Handicap International organise chaque année des pyramides de chaussures pour mobiliser contre les mines et les bombes à sous-munitions.
Handicap International organise chaque année des pyramides de chaussures pour mobiliser contre les mines et les bombes à sous-munitions. © AFP / Nicolas Liponne

En 1997 pour la première fois, le droit international bannissait formellement une arme conventionnelle. En ratifiant le traité d’Ottawa, les États s’engageaient à ne pas utiliser, stocker ni produire de mines antipersonnel. En 15 ans, le nombre personnes tuées ou mutilées a quasiment été divisé par dix. De 30 000 par an au début des années 1990, leur nombre est descendu à 3 300 en 2013.  

C’était sans compter la multiplication des conflits, notamment au Moyen Orient. Depuis trois ans, les chiffres sont repartis à la hausse. En 2015, 6 461 personnes ont sauté sur des mines, soit une augmentation de 75% par rapport à l’année précédente. Près de huit fois sur dix, les victimes sont des civils, et dans 38% des cas des enfants. Alors que les données pour 2017 doivent être publiées prochainement, l’ONG Handicap International redoute des chiffres record.

Quand des objets du quotidien se transforment en engins explosifs

En Irak, en Syrie, en Afghanistan, au Yémen ou encore en Libye, les groupes armés non étatiques se sont mis à fabriquer des engins explosifs improvisés.
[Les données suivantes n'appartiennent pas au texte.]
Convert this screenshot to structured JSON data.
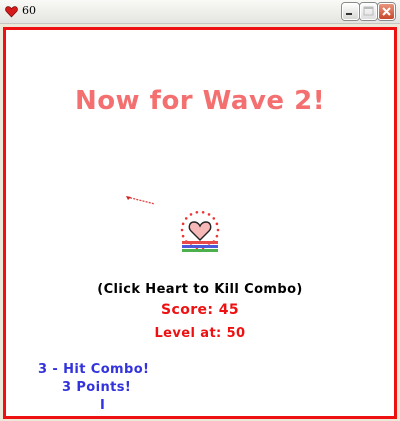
{
  "window": {
    "title": "60"
  },
  "game": {
    "wave_message": "Now for Wave 2!",
    "hint": "(Click Heart to Kill Combo)",
    "score_text": "Score: 45",
    "level_text": "Level at: 50",
    "combo_lines": [
      "3 - Hit Combo!",
      "3 Points!",
      "I"
    ]
  },
  "status_bars": [
    {
      "name": "red",
      "color": "#e84a4a"
    },
    {
      "name": "blue",
      "color": "#4b5ad8"
    },
    {
      "name": "green",
      "color": "#4cb04c"
    }
  ],
  "colors": {
    "border": "#ee1111",
    "wave": "#f47070",
    "score": "#ee1111",
    "combo": "#3333dd",
    "heart_fill": "#f7b8b8"
  }
}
Une marmite, une canette, un jouet, peuvent alors devenir des armes redoutables. En Irak, le groupe État islamique s'en est notamment servi dans les villes pour ralentir la progression de l’armée et de ses alliés.

L’un des problèmes posé par ces armes est qu’elles demeurent une menace sur le long terme. "Même si la guerre s’arrête en Syrie, les gens ne pourront pas rentrer chez eux, à cause du danger que représentent les restes d’explosifs", souligne Jean-Marc Boivin, directeur du plaidoyer à Handicap International. "La mine antipersonnel est l’arme des lâches qui ne pensent qu’au court terme", poursuit-il.

Hormis la prévention, le seul moyen de réduire le nombre de victime reste le déminage, "un enjeu majeur", selon Handicap International. Après l’accord de paix signé entre le gouvernement colombien et les FARC, l’ONG a d’ailleurs été désignée par le gouvernement colombien pour déminer les terres de trois départements du pays. Seulement cela nécessite du temps et de l’argent. En Colombie, dans certaines zones escarpées recouvertes d'une végétation particulièrement dense, les équipes de déminage progressent à raison de quatre ou cinq mètres carrés par jour.